In Dr. Seuss's (Theodore Geisel's) 1950 composition of whimsy, If I Ran the Zoo, we have what seems to be the first occurrence of nerd in print:
And then, just to show them, I'll sail to Ka-troo
And bring back an It-kutch, a Preep and a Proo,
A Nerkle, a Nerd, and a Seersucker, too!
In October of the following year, Newsweek carried an article about the latest slang that includes the word nerd. "In Detroit," it notes, "someone who once would be called a drip or a square is now, regrettably, a nerd, or in less severe cases, a scurve."
It's not until the 1960s, however, that nerd (as well as its alternate spelling nurd) takes off and starts appearing more frequently in running text (as opposed to lists of slang). Over the decade and into the '70s, print usage of nerd became truly abundant. It could be said, then, that nerd established colloquial usage around that time.
If indeed nerd was borrowed from Dr. Seuss, (and someone convincingly explains how it transfers from a book of children's rhyme to teenage slang within a year), its connotation of "squareness" may have arisen partly from the Nerd's decidedly uncool appearance in Dr. Seuss's illustration—not to mention, the juxtaposition of Nerd with Seersucker (seersucker being a rather uncool fabric). On the other hand, it can be argued that Dr. Seuss's Nerd appears as more of a disapproving grouch than a "drip" or "square," which, then, leaves us wondering: if it's not the nonsense coinage Nerd, what inspired the formation and popularization of the slang term? Did the good Doctor really make it up or did it originate before the publication of his book?

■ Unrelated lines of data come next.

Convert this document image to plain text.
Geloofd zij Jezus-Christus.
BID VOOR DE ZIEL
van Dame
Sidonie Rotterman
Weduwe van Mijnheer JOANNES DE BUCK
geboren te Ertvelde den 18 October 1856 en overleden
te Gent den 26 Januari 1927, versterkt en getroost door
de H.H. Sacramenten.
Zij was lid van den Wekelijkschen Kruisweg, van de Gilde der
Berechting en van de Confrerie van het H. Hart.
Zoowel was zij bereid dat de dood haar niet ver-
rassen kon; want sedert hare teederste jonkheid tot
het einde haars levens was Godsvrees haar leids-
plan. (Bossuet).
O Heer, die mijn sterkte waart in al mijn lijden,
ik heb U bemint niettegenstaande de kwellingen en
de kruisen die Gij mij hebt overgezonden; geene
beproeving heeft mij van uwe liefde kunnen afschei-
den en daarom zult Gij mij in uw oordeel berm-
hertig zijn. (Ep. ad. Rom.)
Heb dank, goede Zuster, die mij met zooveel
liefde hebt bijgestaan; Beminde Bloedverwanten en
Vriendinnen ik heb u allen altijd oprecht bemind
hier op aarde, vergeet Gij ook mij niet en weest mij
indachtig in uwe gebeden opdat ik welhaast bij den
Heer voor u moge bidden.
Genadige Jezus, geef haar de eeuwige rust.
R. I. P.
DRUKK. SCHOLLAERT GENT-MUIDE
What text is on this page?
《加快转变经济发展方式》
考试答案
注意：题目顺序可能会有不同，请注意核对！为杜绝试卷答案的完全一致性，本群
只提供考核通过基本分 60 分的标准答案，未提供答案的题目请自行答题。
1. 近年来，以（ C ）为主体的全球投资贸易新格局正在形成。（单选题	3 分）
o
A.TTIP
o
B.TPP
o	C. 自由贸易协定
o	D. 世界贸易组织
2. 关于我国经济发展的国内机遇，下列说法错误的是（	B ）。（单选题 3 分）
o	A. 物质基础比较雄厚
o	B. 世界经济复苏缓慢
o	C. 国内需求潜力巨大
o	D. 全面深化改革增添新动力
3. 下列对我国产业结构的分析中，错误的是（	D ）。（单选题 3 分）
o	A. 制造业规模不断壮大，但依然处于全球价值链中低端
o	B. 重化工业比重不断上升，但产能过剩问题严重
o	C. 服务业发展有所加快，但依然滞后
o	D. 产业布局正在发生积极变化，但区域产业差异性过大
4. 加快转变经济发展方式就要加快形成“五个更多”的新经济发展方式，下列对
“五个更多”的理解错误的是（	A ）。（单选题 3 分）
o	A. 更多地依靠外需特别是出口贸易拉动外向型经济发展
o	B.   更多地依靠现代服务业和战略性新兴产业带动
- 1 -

Another character whose name has been mentioned as a possible source of the word is Mortimer Snerd, a ventriloquist's dummy created by Edgar Bergen. Modeled on a country bumpkin, Snerd perhaps reminded listeners of a "drip" (someone who is looked on as tiresomely or annoyingly dull), and, therefore—according to Newsweek in 1951—a nerd. Snerd's drippy qualities were magnified by his sophisticated foil, the dummy Charlie McCarthy. Bergen's radio show was popular from the late 1930s through the 1950s, and it's possible that Seuss had Snerd in mind when he wrote the rhyme—but the claim is unverifiable.
Theories on the origin of nerd also include wordplays. For example, it has been conjectured that nerd is an alteration of nerts, an early 20th-century slang word applied to things that were extraordinary (as in "Your idea is the nerts") or used as an interjection like nuts.
Another idea is that nerd developed in college slang from knurd—a coinage formed by spelling drunk backwards. The implication is that a "knurd" would rather study than party—in other words, the "knurd" is a sober individual (the opposite of a drunken one). Unfortunately, no hard evidence has surfaced in support of knurd as the source. Another theory related to the spelling nurd is that it is a euphemism of turd, which can refer to a contemptible person—but, again, proof is lacking.
Gradually, the "socially inept but brainy" connotation became associated with the term (perhaps the nerds themselves influenced it in self-defense). By the 1980s, the image of the nerd as someone who has a knack for computers and sports a "nerd pack" (a plastic penholder) in his shirt pocket and unsightly glasses is fully realized.
In time, the revolutionary digital age gave prestige to the studious nerd who sought to harness the power of binary code and had no time to waste on socializing. With its emergence, the connotation of the word nerd was also revolutionized.
Though they resembled the slide rule-toting nerds of the precomputer age, these specimens had been transformed by the power of the microchip into electronic wizards.
— Frank Rose, Science, November 1982
"In a way, you could say that we're more film nerds than film critics," said a member of the group named Mason Wiley, who told us that he graduated from Columbia Journalism School in 1978…. "We're the sort of people who go to see a film at the Museum of Modern Art and rush to get a seat in the front row."
— The New Yorker, 18 Feb. 1980
Nowadays, being labeled a nerd is something often worn with pride. It's a word that implies that a person possesses a depth of knowledge in a particular area, whether it's in science, books, words, vast multimedia franchises, gaming, etc. Today, a nerd is brainy and a bit geeky, but that's pretty cool.